Shinzo Abe avait, plus tôt dans la journée, annoncé sa décision lors d'une réunion d'urgence de son Parti libéral-démocrate (PLD). C'est Tomomi Inada, cadre du parti au pouvoir et proche alliée du Premier ministre qui l'avait fait savoir aux journalistes. «Je ne m'attendais absolument pas» à cette annonce soudaine, et «honnêtement je suis stupéfaite», avait-t-elle déclaré.

Selon la chaîne de télévision publique NHK, le chef du gouvernement a été rattrapé par son ancienne maladie chronique intestinale, la rectocolite hémorragique, l'une des raisons qui avaient précipité la fin de son premier mandat en 2006-2007.
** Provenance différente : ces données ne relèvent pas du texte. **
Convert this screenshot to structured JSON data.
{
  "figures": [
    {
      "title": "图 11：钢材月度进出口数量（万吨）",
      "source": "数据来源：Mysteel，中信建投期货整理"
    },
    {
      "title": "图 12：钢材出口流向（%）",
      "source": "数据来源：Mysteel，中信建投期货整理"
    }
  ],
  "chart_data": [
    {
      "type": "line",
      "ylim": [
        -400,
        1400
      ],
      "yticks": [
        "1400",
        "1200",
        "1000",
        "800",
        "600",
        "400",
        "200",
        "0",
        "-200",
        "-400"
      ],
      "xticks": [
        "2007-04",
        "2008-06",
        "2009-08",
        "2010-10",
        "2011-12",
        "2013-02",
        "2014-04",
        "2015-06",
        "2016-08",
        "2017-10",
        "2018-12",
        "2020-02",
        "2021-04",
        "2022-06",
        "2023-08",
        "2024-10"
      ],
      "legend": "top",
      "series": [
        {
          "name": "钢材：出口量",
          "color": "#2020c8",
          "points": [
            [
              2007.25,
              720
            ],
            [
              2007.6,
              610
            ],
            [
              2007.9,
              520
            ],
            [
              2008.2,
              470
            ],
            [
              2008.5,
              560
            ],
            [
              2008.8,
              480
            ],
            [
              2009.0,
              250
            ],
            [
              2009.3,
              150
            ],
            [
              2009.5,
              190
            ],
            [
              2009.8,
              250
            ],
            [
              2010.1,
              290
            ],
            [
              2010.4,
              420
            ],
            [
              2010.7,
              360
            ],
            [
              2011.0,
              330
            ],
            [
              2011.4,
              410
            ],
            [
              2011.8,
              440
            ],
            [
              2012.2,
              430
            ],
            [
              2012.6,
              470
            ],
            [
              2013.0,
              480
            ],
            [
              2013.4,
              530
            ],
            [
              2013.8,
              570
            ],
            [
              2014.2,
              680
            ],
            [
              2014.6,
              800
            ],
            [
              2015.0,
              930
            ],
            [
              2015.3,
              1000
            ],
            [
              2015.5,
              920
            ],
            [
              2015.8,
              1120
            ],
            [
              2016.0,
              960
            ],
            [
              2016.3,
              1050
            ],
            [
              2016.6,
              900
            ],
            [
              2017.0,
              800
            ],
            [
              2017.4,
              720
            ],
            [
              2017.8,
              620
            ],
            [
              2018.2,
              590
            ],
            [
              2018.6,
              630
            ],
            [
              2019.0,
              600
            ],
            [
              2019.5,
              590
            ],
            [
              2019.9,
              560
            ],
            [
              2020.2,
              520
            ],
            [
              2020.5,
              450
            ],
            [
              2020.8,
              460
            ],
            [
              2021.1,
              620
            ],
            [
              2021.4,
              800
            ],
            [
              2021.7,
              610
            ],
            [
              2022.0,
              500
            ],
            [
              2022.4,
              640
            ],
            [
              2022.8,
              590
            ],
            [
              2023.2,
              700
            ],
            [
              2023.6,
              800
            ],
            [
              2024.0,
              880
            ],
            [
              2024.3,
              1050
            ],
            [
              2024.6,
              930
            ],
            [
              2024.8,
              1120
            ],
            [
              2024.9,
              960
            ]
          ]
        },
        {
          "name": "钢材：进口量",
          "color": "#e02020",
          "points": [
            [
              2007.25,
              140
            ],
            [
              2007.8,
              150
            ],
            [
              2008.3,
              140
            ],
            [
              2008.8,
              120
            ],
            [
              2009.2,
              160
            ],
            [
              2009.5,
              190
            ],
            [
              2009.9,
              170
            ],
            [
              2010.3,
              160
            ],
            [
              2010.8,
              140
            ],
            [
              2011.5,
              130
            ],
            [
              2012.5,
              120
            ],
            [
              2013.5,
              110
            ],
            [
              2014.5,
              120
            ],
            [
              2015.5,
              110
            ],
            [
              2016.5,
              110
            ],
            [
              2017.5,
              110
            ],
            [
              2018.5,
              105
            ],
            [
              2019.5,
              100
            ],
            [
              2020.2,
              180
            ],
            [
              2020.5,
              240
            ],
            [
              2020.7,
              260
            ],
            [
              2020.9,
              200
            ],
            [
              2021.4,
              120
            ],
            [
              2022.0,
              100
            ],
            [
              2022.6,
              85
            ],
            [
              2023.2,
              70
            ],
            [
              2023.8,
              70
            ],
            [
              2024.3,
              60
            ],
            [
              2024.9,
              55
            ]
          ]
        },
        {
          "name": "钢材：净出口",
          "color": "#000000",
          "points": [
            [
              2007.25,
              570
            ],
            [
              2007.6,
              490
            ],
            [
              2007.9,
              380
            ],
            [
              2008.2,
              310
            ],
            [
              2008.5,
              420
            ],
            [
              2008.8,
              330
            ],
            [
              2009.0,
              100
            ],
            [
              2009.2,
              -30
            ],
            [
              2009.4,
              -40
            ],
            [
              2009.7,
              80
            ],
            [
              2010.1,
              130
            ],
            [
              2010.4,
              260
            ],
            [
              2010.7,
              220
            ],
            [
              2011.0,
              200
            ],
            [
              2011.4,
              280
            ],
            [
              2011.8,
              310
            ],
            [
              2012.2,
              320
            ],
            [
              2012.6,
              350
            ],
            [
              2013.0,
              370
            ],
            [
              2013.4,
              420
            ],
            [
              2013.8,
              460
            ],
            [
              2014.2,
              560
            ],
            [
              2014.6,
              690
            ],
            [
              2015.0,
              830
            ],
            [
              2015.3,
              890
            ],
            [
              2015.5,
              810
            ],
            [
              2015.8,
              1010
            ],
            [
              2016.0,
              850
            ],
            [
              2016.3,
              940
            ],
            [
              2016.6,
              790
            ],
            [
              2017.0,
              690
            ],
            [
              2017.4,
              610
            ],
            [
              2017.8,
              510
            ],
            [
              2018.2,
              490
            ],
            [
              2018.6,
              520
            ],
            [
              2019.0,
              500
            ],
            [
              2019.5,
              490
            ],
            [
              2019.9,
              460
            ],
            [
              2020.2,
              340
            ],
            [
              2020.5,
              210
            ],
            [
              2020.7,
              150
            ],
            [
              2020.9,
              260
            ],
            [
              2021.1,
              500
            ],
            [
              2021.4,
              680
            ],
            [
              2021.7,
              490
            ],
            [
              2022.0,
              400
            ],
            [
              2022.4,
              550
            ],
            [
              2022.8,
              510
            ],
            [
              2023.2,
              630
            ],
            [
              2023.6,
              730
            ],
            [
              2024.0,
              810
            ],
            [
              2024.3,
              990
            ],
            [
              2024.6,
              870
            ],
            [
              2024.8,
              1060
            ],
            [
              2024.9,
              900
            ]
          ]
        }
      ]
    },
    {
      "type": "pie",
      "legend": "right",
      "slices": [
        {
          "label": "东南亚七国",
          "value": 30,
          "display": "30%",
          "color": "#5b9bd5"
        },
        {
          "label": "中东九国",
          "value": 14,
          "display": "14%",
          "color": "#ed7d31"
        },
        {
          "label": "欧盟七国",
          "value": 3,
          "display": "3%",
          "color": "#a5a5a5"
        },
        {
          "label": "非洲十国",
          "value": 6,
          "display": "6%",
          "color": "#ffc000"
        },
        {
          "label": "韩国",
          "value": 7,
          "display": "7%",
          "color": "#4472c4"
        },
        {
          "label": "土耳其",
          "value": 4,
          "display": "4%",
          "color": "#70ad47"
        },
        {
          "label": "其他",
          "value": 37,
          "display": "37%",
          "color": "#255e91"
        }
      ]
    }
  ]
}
Agé de 65 ans, Shinzo Abe occupait la fonction de chef du gouvernement de manière ininterrompue depuis fin 2012, un record de longévité pour un Premier ministre japonais. Il s'est fait surtout connaître à l'étranger avec sa politique économique surnommée «Abenomics», mêlant assouplissement monétaire, relance budgétaire massive et réformes structurelles.

Surprise et expectative pour la succession

Ces derniers jours, le porte-parole du gouvernement Yoshihide Suga avait tenté de balayer les spéculations sur un départ précipité, après deux visites à l'hôpital de Shinzo Abe ces deux dernières semaines. Ce fidèle du Premier ministre avait encore répété ce 28 août au matin s'attendre à ce qu'il annonce au contraire son intention de «travailler dur» tout en se soignant. Les observateurs s'attendaient par conséquent à ce que Shinzo Abe reste à son poste jusqu'au terme de son troisième et dernier mandat de président du PLD prévu en septembre 2021. «C'est une énorme surprise», a déclaré à l'AFP Shinichi Nishikawa, professeur de sciences politiques à l'université de Meiji de Tokyo. «Sa démission survient à un moment où le Japon fait face à des défis importants», dont la gestion de la pandémie de coronavirus, a-t-il rappelé.

Sa succession sera très vraisemblablement assurée par le vainqueur d'une nouvelle élection pour la présidence du PLD. Shinzo Abe a refusé ce 28 août d'exprimer publiquement une préférence pour un successeur. Son fidèle conseiller Yoshihide Suga, actuel porte-parole du gouvernement, ainsi que le ministre des Finances Taro Aso figurent parmi les candidats pressentis.

La popularité de Shinzo Abe a justement fondu ces derniers mois avec la pandémie de coronavirus, son gouvernement étant critiqué pour la lenteur de sa réaction à la crise, ses multiples revirements et maladresses, y compris celles du Premier ministre lui-même. L'archipel nippon a été relativement moins touché par la maladie Covid-19 que de nombreuses autres zones du monde, avec environ 65 600 cas d'infections dans le pays depuis le début de la crise sanitaire pour quelque 1 200 décès.